Now that is apt. He could be writing about the banal housing that will creep over the Kent marshes in the name of Thames Gateway regeneration. Or the Government's bonkers Pathfinder scheme that sees perfectly good Victorian terraced housing destroyed in the name of "neighbourhood renewal".
He knew what the problem was: ignorance and a public who "when confronted with architecture .?.?. remain resolutely dumb - in both the original and transatlantic senses of the word".
Never mind the public.
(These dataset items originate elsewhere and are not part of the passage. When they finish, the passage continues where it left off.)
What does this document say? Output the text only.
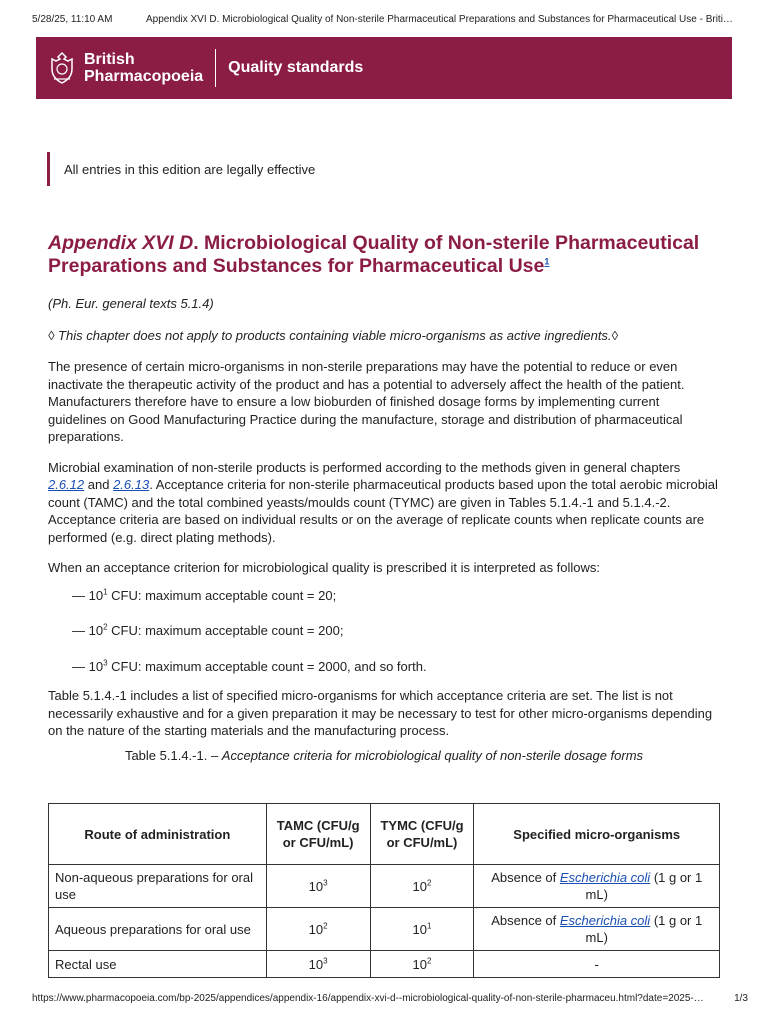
5/28/25, 11:10 AM	Appendix XVI D. Microbiological Quality of Non-sterile Pharmaceutical Preparations and Substances for Pharmaceutical Use - Briti…
British
Pharmacopoeia
Quality standards
All entries in this edition are legally effective
Appendix XVI D. Microbiological Quality of Non-sterile Pharmaceutical Preparations and Substances for Pharmaceutical Use$^1$

(Ph. Eur. general texts 5.1.4)

◊ This chapter does not apply to products containing viable micro-organisms as active ingredients.◊

The presence of certain micro-organisms in non-sterile preparations may have the potential to reduce or even inactivate the therapeutic activity of the product and has a potential to adversely affect the health of the patient. Manufacturers therefore have to ensure a low bioburden of finished dosage forms by implementing current guidelines on Good Manufacturing Practice during the manufacture, storage and distribution of pharmaceutical preparations.

Microbial examination of non-sterile products is performed according to the methods given in general chapters 2.6.12 and 2.6.13. Acceptance criteria for non-sterile pharmaceutical products based upon the total aerobic microbial count (TAMC) and the total combined yeasts/moulds count (TYMC) are given in Tables 5.1.4.-1 and 5.1.4.-2. Acceptance criteria are based on individual results or on the average of replicate counts when replicate counts are performed (e.g. direct plating methods).

When an acceptance criterion for microbiological quality is prescribed it is interpreted as follows:

— $10^1$ CFU: maximum acceptable count = 20;

— $10^2$ CFU: maximum acceptable count = 200;

— $10^3$ CFU: maximum acceptable count = 2000, and so forth.

Table 5.1.4.-1 includes a list of specified micro-organisms for which acceptance criteria are set. The list is not necessarily exhaustive and for a given preparation it may be necessary to test for other micro-organisms depending on the nature of the starting materials and the manufacturing process.

Table 5.1.4.-1. – Acceptance criteria for microbiological quality of non-sterile dosage forms

Route of administration	TAMC (CFU/g or CFU/mL)	TYMC (CFU/g or CFU/mL)	Specified micro-organisms
Non-aqueous preparations for oral use	$10^3$	$10^2$	Absence of Escherichia coli (1 g or 1 mL)
Aqueous preparations for oral use	$10^2$	$10^1$	Absence of Escherichia coli (1 g or 1 mL)
Rectal use	$10^3$	$10^2$	-
https://www.pharmacopoeia.com/bp-2025/appendices/appendix-16/appendix-xvi-d--microbiological-quality-of-non-sterile-pharmaceu.html?date=2025-…	1/3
For services to cynical, grasping philistinism step forward Hazel Blears, worthy successor to John Prescott as "Communities Secretary". Last month, despite opposition from English Heritage, Westminster Council and an independent planning inspector, she approved plans for the 470ft Doon Street tower - pithily described by the Georgian Group's director as a "one-finger salute" - on the South Bank, which has the distinction of wrecking London views from every possible direction.
While acknowledging the damage to the environment, Blears apparently feels it's worth it because the developer says this pile of 300 or so luxury flats "will help fight obesity [it has a sports centre in the basement], gang culture and unemployment".
Osbert Lancaster knew all about this kind of special pleading. In 1938, in Pillar to Post, he illustrated two almost identical buildings - giant, boxlike - distinguished only by the hammer and sickle on one and the swastika on the other. "It is immediately apparent that the proletarian and the Fascist both labour under the same misapprehension - that political rhetoric is a sufficient substitute for genuine architectural inspiration." Plus ça change.